International Business – 2

Following are the cases that i have faced in my exam, you can go through it for your practice. If you need any help or assistance please reach me on sk1242@hotmail.com

CASE NO. 2

Two Senior executives of world’s largest firms with extensive holdings outside the home country speak.
Company A : “We are a multinational firm. We distribute our products in about 100 countries. We
manufacture in over 17 countries and do research and development in three countries. We look at all new
investment projects both domestic and overseas using exactly the same criteria”. The execution from company A continues, “ of course the most of the key ports in our subsidiaries are held by home country nationals. Whenever replacements for these men are sought, it is the practice, if not the policy, to look next to you at the lead office and pick some one (usually a home country national) you know and trust”. 

Company B : “ We are multinational firm.
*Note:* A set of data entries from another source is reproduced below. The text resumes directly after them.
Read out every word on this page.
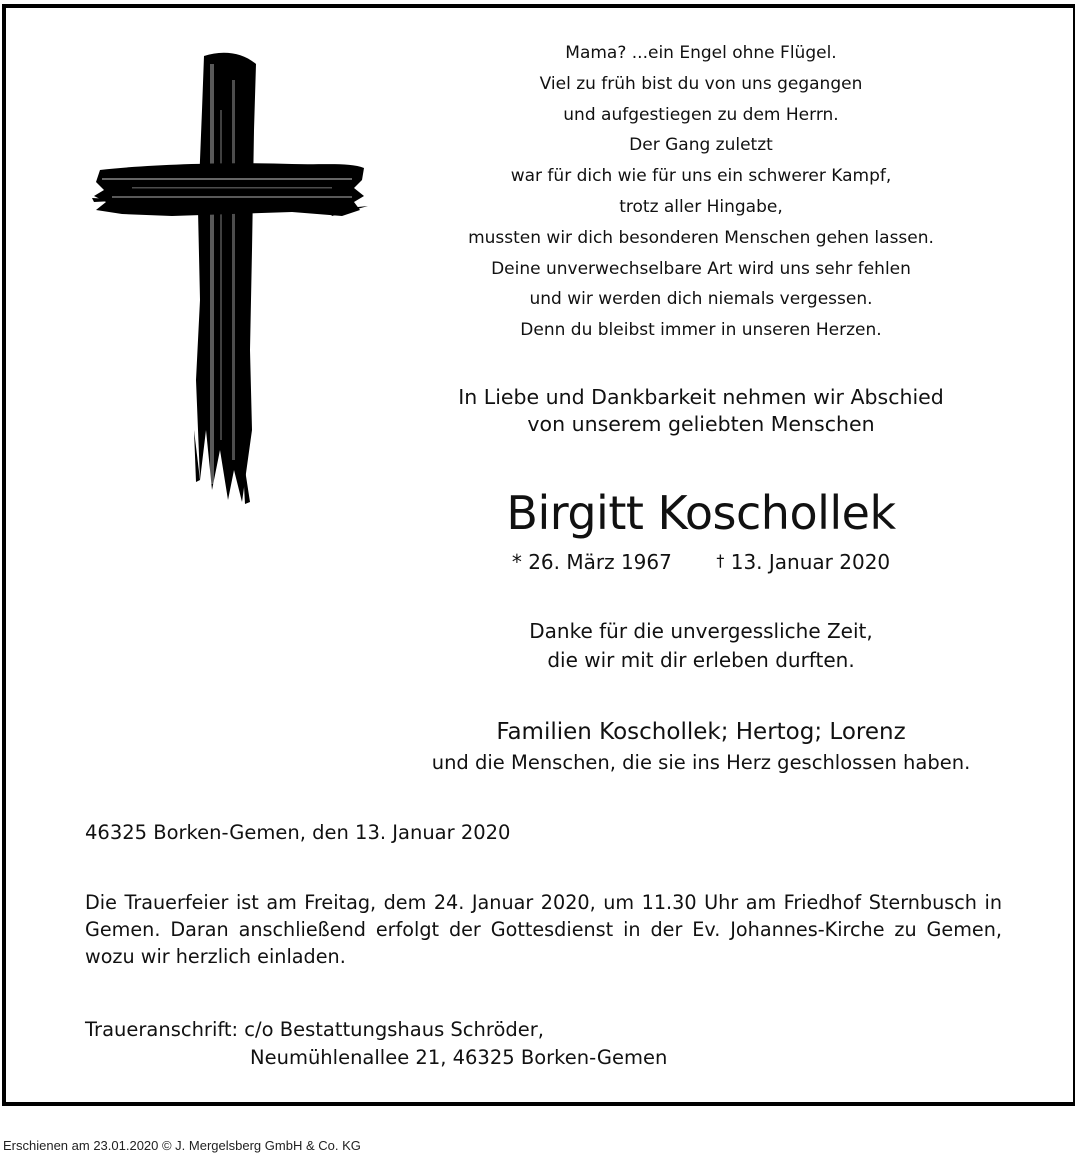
Mama? ...ein Engel ohne Flügel.
Viel zu früh bist du von uns gegangen
und aufgestiegen zu dem Herrn.
Der Gang zuletzt
war für dich wie für uns ein schwerer Kampf,
trotz aller Hingabe,
mussten wir dich besonderen Menschen gehen lassen.
Deine unverwechselbare Art wird uns sehr fehlen
und wir werden dich niemals vergessen.
Denn du bleibst immer in unseren Herzen.
In Liebe und Dankbarkeit nehmen wir Abschied
von unserem geliebten Menschen
Birgitt Koschollek
* 26. März 1967	† 13. Januar 2020
Danke für die unvergessliche Zeit,
die wir mit dir erleben durften.
Familien Koschollek; Hertog; Lorenz
und die Menschen, die sie ins Herz geschlossen haben.
46325 Borken-Gemen, den 13. Januar 2020

Die Trauerfeier ist am Freitag, dem 24. Januar 2020, um 11.30 Uhr am Friedhof Sternbusch in Gemen. Daran anschließend erfolgt der Gottesdienst in der Ev. Johannes-Kirche zu Gemen, wozu wir herzlich einladen.

Traueranschrift: c/o Bestattungshaus Schröder,
Neumühlenallee 21, 46325 Borken-Gemen
Erschienen am 23.01.2020 © J. Mergelsberg GmbH & Co. KG
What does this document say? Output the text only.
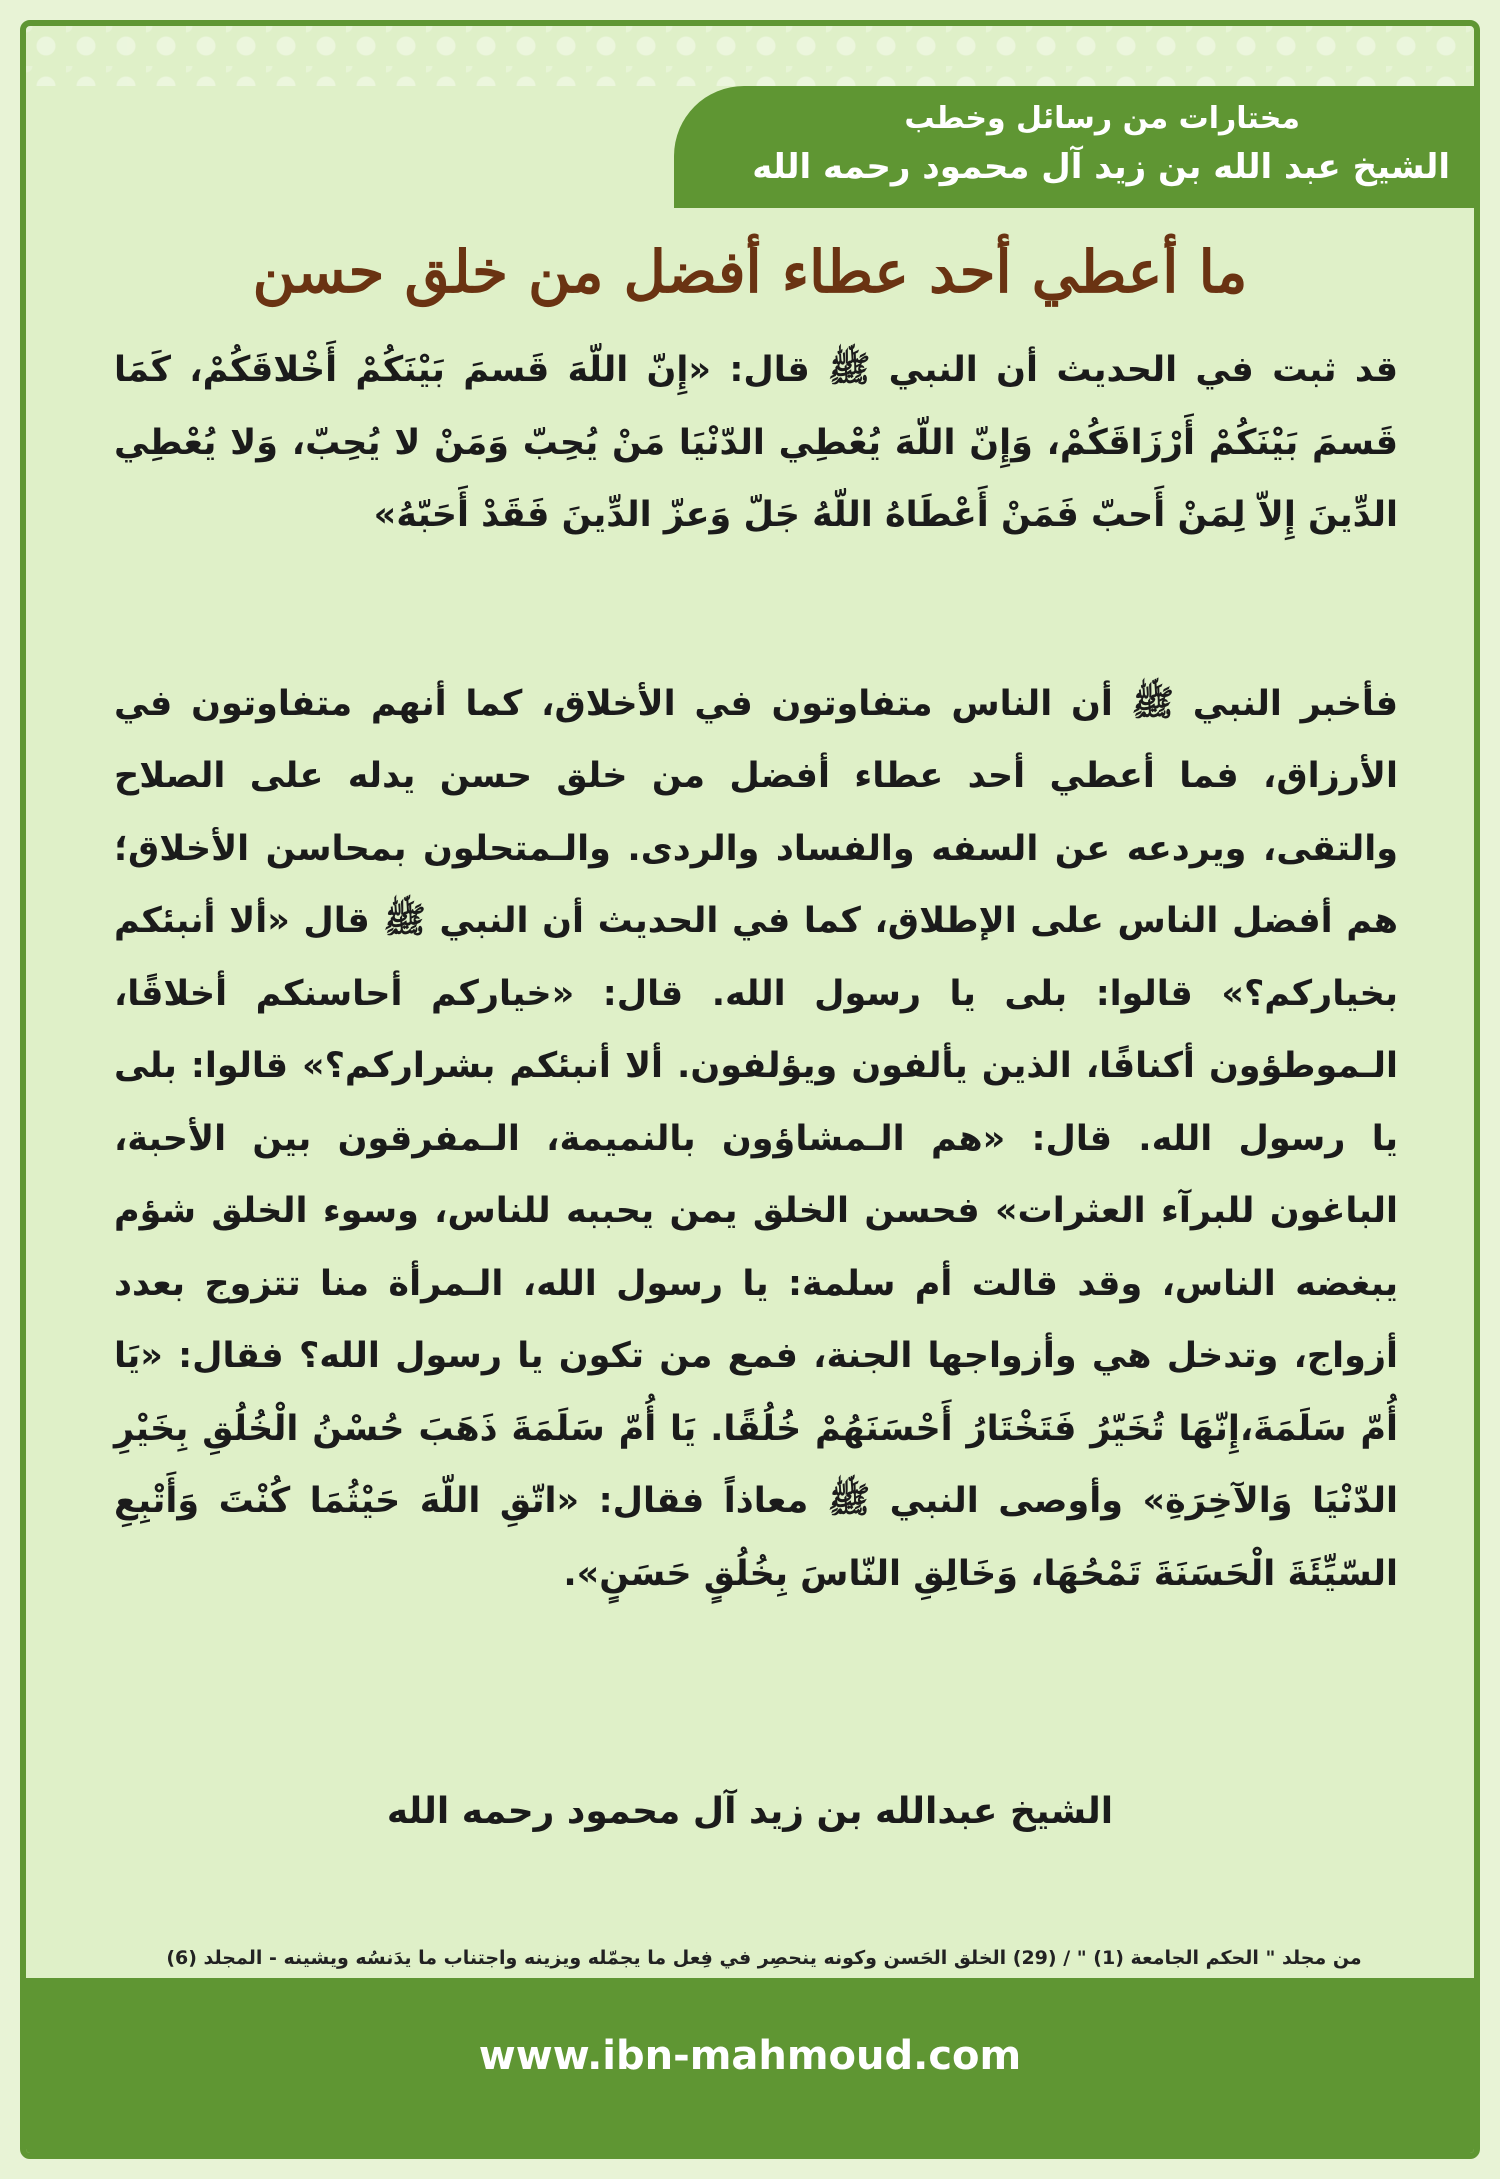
مختارات من رسائل وخطب
الشيخ عبد الله بن زيد آل محمود رحمه الله
ما أعطي أحد عطاء أفضل من خلق حسن

قد ثبت في الحديث أن النبي ﷺ قال: «إِنّ اللّهَ قَسمَ بَيْنَكُمْ أَخْلاقَكُمْ، كَمَا قَسمَ بَيْنَكُمْ أَرْزَاقَكُمْ، وَإِنّ اللّهَ يُعْطِي الدّنْيَا مَنْ يُحِبّ وَمَنْ لا يُحِبّ، وَلا يُعْطِي الدِّينَ إِلاّ لِمَنْ أَحبّ فَمَنْ أَعْطَاهُ اللّهُ جَلّ وَعزّ الدِّينَ فَقَدْ أَحَبّهُ»

فأخبر النبي ﷺ أن الناس متفاوتون في الأخلاق، كما أنهم متفاوتون في الأرزاق، فما أعطي أحد عطاء أفضل من خلق حسن يدله على الصلاح والتقى، ويردعه عن السفه والفساد والردى. والـمتحلون بمحاسن الأخلاق؛ هم أفضل الناس على الإطلاق، كما في الحديث أن النبي ﷺ قال «ألا أنبئكم بخياركم؟» قالوا: بلى يا رسول الله. قال: «خياركم أحاسنكم أخلاقًا، الـموطؤون أكنافًا، الذين يألفون ويؤلفون. ألا أنبئكم بشراركم؟» قالوا: بلى يا رسول الله. قال: «هم الـمشاؤون بالنميمة، الـمفرقون بين الأحبة، الباغون للبرآء العثرات» فحسن الخلق يمن يحببه للناس، وسوء الخلق شؤم يبغضه الناس، وقد قالت أم سلمة: يا رسول الله، الـمرأة منا تتزوج بعدد أزواج، وتدخل هي وأزواجها الجنة، فمع من تكون يا رسول الله؟ فقال: «يَا أُمّ سَلَمَةَ،إِنّهَا تُخَيّرُ فَتَخْتَارُ أَحْسَنَهُمْ خُلُقًا. يَا أُمّ سَلَمَةَ ذَهَبَ حُسْنُ الْخُلُقِ بِخَيْرِ الدّنْيَا وَالآخِرَةِ» وأوصى النبي ﷺ معاذاً فقال: «اتّقِ اللّهَ حَيْثُمَا كُنْتَ وَأَتْبِعِ السّيِّئَةَ الْحَسَنَةَ تَمْحُهَا، وَخَالِقِ النّاسَ بِخُلُقٍ حَسَنٍ».

الشيخ عبدالله بن زيد آل محمود رحمه الله
من مجلد " الحكم الجامعة (1) " / (29) الخلق الحَسن وكونه ينحصِر في فِعل ما يجمّله ويزينه واجتناب ما يدَنسُه ويشينه - المجلد (6)
www.ibn-mahmoud.com
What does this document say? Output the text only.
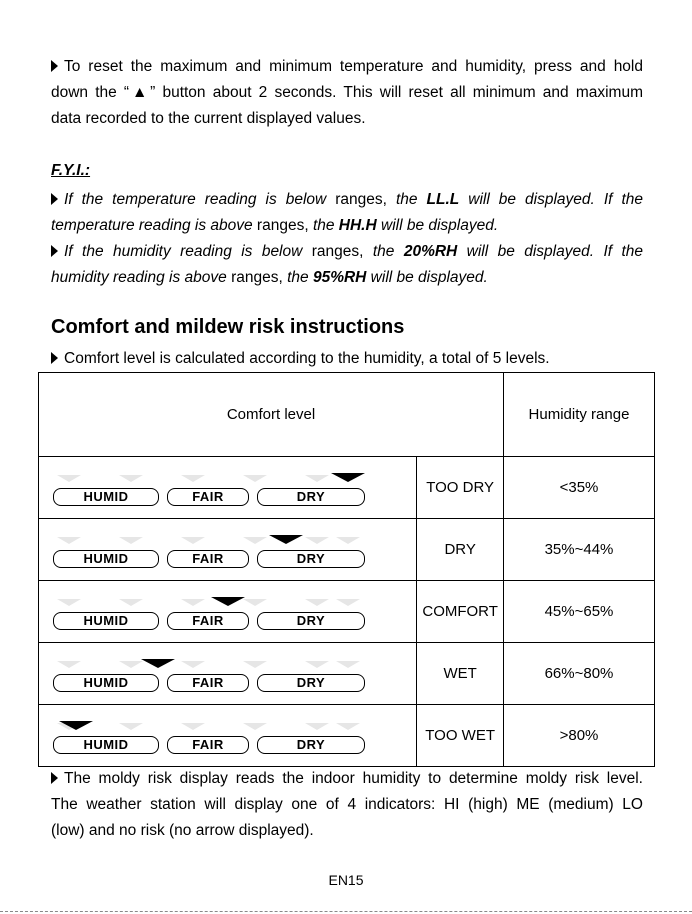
To reset the maximum and minimum temperature and humidity, press and hold
down the “▲” button about 2 seconds. This will reset all minimum and maximum
data recorded to the current displayed values.
F.Y.I.:
If the temperature reading is below ranges, the LL.L will be displayed. If the
temperature reading is above ranges, the HH.H will be displayed.
If the humidity reading is below ranges, the 20%RH will be displayed. If the
humidity reading is above ranges, the 95%RH will be displayed.
Comfort and mildew risk instructions
Comfort level is calculated according to the humidity, a total of 5 levels.
Comfort level		Humidity range

HUMID FAIR DRY	TOO DRY	<35%

HUMID FAIR DRY	DRY	35%~44%

HUMID FAIR DRY	COMFORT	45%~65%

HUMID FAIR DRY	WET	66%~80%

HUMID FAIR DRY	TOO WET	>80%
The moldy risk display reads the indoor humidity to determine moldy risk level.
The weather station will display one of 4 indicators: HI (high) ME (medium) LO
(low) and no risk (no arrow displayed).
EN15
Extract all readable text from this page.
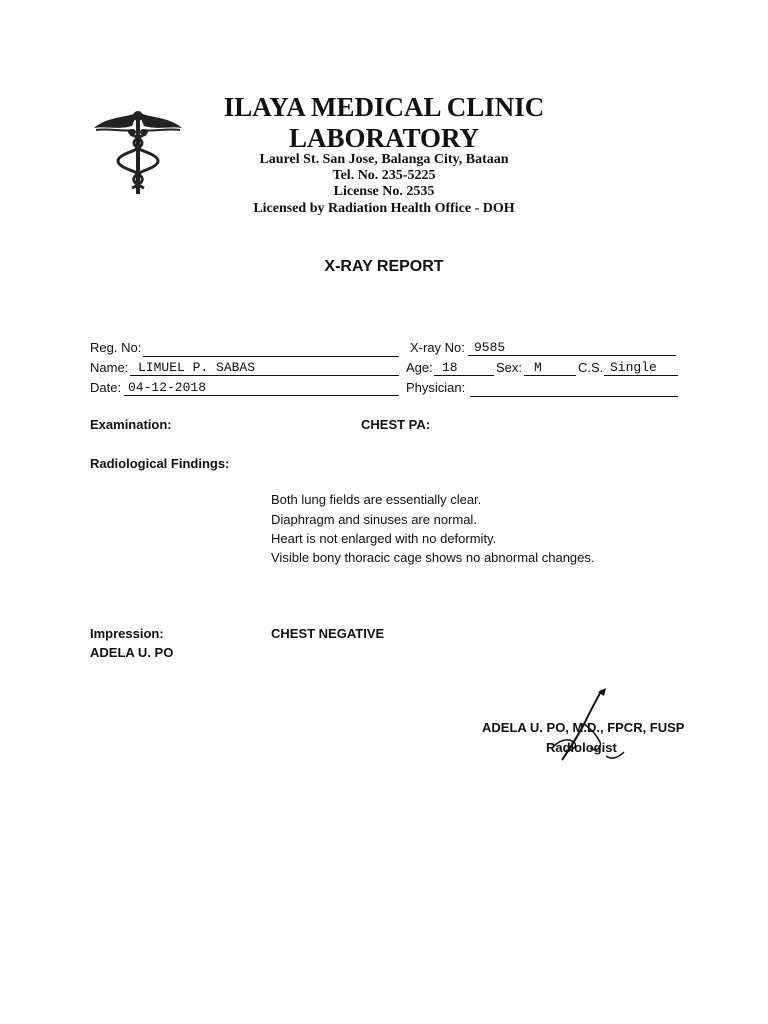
ILAYA MEDICAL CLINIC
LABORATORY
Laurel St. San Jose, Balanga City, Bataan
Tel. No. 235-5225
License No. 2535
Licensed by Radiation Health Office - DOH
X-RAY REPORT
Reg. No:	X-ray No: 9585
Name: LIMUEL P. SABAS	Age: 18	Sex: M	C.S. Single
Date: 04-12-2018	Physician:
Examination:	CHEST PA:
Radiological Findings:
Both lung fields are essentially clear.
Diaphragm and sinuses are normal.
Heart is not enlarged with no deformity.
Visible bony thoracic cage shows no abnormal changes.
Impression:	CHEST NEGATIVE
ADELA U. PO
ADELA U. PO, M.D., FPCR, FUSP
Radiologist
Our product division executives have worldwide profit
responsibility. As our organisational chart shows, the united states is just one region on a par with Europe,
Latin America, Africa etc, in each division”.

The executive from Company B goes on to explain, “the worldwide Product division concept is rather difficult to implement. The senior executives in charge of this divisions have little overseas experience. They have been promoted from domestic ports and tend to view foreign consumers needs as really basically the same as ours. Also, product division executives tend to focus on domestic market, because it generates more revenue than foreign market. The rewards are for global performance, but strategy is to focus on domestic. Most of the senior executives simply do not understand what happens overseas and really do not trust foreign executives, even those in key portions?

Questions :

1 Which company is truly Multinational ? Why?

2 List three differences between Company , Multi National company and Trans Multi National Company ?

 

CASE – 3 (Strategic R & D by TNCs in Developing Countries)

TNCs have had long units in developing host countries for adopting products and processes to the local
conditions, and in a few cases, to products for local markets. Since the min-1980s, however, they have also started locating strategic R & D centres in some developing countries, for developing generic technologies and products for regional or global markets. The main incentives for this are : (a) access to highly qualified scientists as shortages of research personnel emerge in certain fields in industrialised countries, (b) Cost differentials in research salaries between developing and industrialised countries, and (c) rationalisation of operations, assigning particular affiliates the responsibility for developing, manufacturing, and marketing particular products worldwide. Th new trends are more visible in industries dealing with new technologies, such as microelectronics, biotechnology, and new materials. In these technologies, the location of R & D can be geographically de-linked more easily from the location of manufacturing. It is also possible to separate R & D in core activities from that in non-core activities. Consequently, countries like India, Israel, Singapore, Malaysia or Brazil serve TNCs as good locations for strategic R & D. For instance, Sony Corporation of Japan has around nine R & D units in Asian developing countries. It has three units in Singapore conducting R & D on core components such as optical data shortage devices, integrated chip design for audio products and CD-ROM drives, and multimedia and microchip software. It has three units in Malaysia working on video design, derivative models and circuit blocks for new TV chases, radio cassettes, discman and hi-fi receiver designs. It has one unit in Republic of Korea focusing on the design of compact discs, radio cassettes, tape recorders, and car stereos. It has one in Taiwan designing and developing video tape-recorders, minidisk players, video CDs, and duplicator. Finally, it has one unit in Indonesia focusing on the design of audio products.

Such units often work in collaboration with science and technology institutes in the host country. For instance, Daimler Benz has established such a unit in Bangalore, India, in collaboration with the Indian Institute of Science to work on projects related to its vehicles and avionics business. Current work includes interface design of avionics landing systems and smart GPS sensors for use by the group’s business worldwide. Source: World Investment Report 1999.

Questions:

(a) Explain why MNCs have located R & D centres in developing countries?

(b) Mention the areas where R & D activities can easily be decentralised.